SUVs = c(ordered_cars$carval[1:16], ordered_cars$carval.last[1:16])
Trucks = c(ordered_cars$carval[17:27], ordered_cars$carval.last[17:27])

wilcox.test(Trucks,SUVs, alternative = 'greater')
## Warning in wilcox.test.default(Trucks, SUVs, alternative = "greater"): cannot
## compute exact p-value with ties
## 
##  Wilcoxon rank sum test with continuity correction
## 
## data:  Trucks and SUVs
## W = 401.5, p-value = 0.1941
## alternative hypothesis: true location shift is greater than 0
#Trucks do not statistically cost more than SUVs (p>0.05)

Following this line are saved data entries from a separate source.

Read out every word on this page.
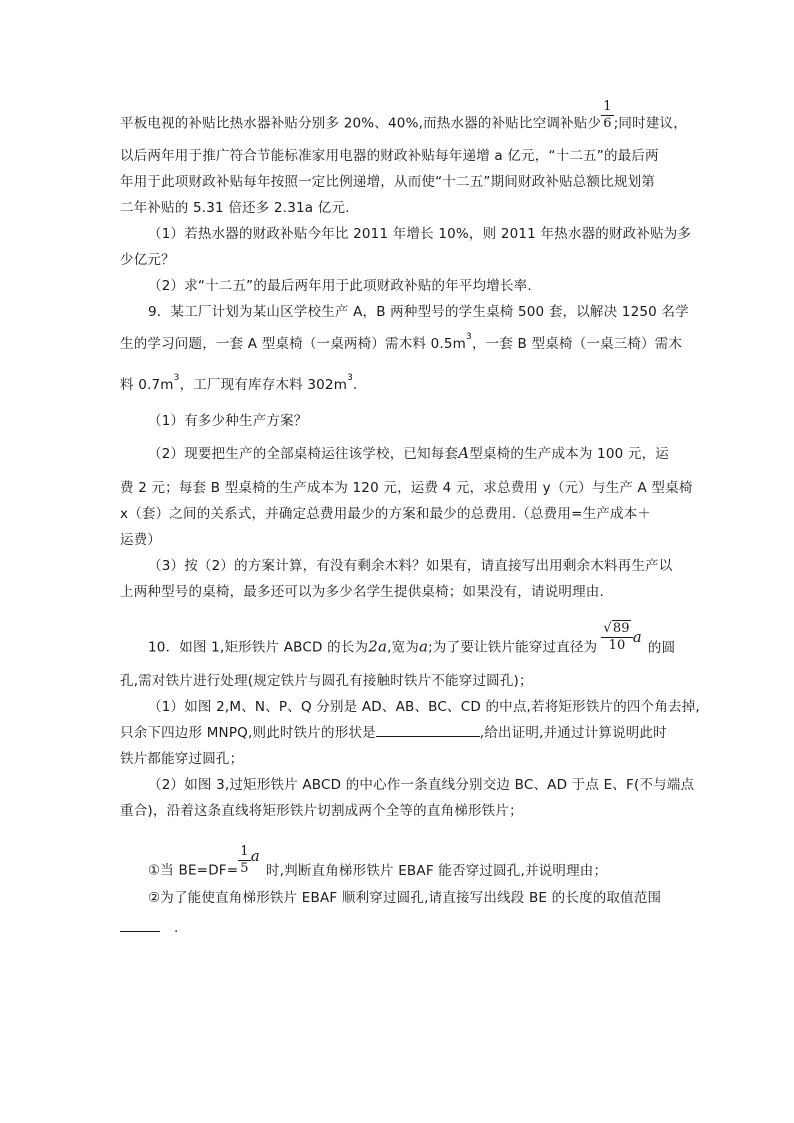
平板电视的补贴比热水器补贴分别多 20%、40%,而热水器的补贴比空调补贴少 $\frac{1}{6}$ ;同时建议，
以后两年用于推广符合节能标准家用电器的财政补贴每年递增 a 亿元，“十二五”的最后两
年用于此项财政补贴每年按照一定比例递增，从而使“十二五”期间财政补贴总额比规划第
二年补贴的 5.31 倍还多 2.31a 亿元.
（1）若热水器的财政补贴今年比 2011 年增长 10%，则 2011 年热水器的财政补贴为多
少亿元？
（2）求“十二五”的最后两年用于此项财政补贴的年平均增长率.
9．某工厂计划为某山区学校生产 A，B 两种型号的学生桌椅 500 套，以解决 1250 名学
生的学习问题，一套 A 型桌椅（一桌两椅）需木料 $0.5m^3$，一套 B 型桌椅（一桌三椅）需木
料 $0.7m^3$，工厂现有库存木料 $302m^3$.
（1）有多少种生产方案？
（2）现要把生产的全部桌椅运往该学校，已知每套A型桌椅的生产成本为 100 元，运
费 2 元；每套 B 型桌椅的生产成本为 120 元，运费 4 元，求总费用 y（元）与生产 A 型桌椅
x（套）之间的关系式，并确定总费用最少的方案和最少的总费用.（总费用=生产成本＋
运费）
（3）按（2）的方案计算，有没有剩余木料？如果有，请直接写出用剩余木料再生产以
上两种型号的桌椅，最多还可以为多少名学生提供桌椅；如果没有，请说明理由.
10．如图 1,矩形铁片 ABCD 的长为2a,宽为a;为了要让铁片能穿过直径为 $\frac{√89}{10}$ a的圆
孔,需对铁片进行处理(规定铁片与圆孔有接触时铁片不能穿过圆孔)；
（1）如图 2,M、N、P、Q 分别是 AD、AB、BC、CD 的中点,若将矩形铁片的四个角去掉,
只余下四边形 MNPQ,则此时铁片的形状是	,给出证明,并通过计算说明此时
铁片都能穿过圆孔；
（2）如图 3,过矩形铁片 ABCD 的中心作一条直线分别交边 BC、AD 于点 E、F(不与端点
重合)，沿着这条直线将矩形铁片切割成两个全等的直角梯形铁片；
①当 $BE=DF= \frac{1}{5}$ a时,判断直角梯形铁片 EBAF 能否穿过圆孔,并说明理由；
②为了能使直角梯形铁片 EBAF 顺利穿过圆孔,请直接写出线段 BE 的长度的取值范围
.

# #install.packages("devtools")
# library(devtools)
# #install_github("easyGgplot2", "kassambara") doesn't work!
# library(ggplot2)
# ggplot(as.data.frame(SUVs), aes(x=SUVs)) + 
#   geom_histogram(aes(y=..density..), colour="black", fill="white")+
#   geom_density(alpha=.2, fill="#FF6666") 
# 
# ggplot(as.data.frame(Trucks), aes(x=Trucks)) +
#   geom_histogram(fill="red", alpha=0.5, position="identity")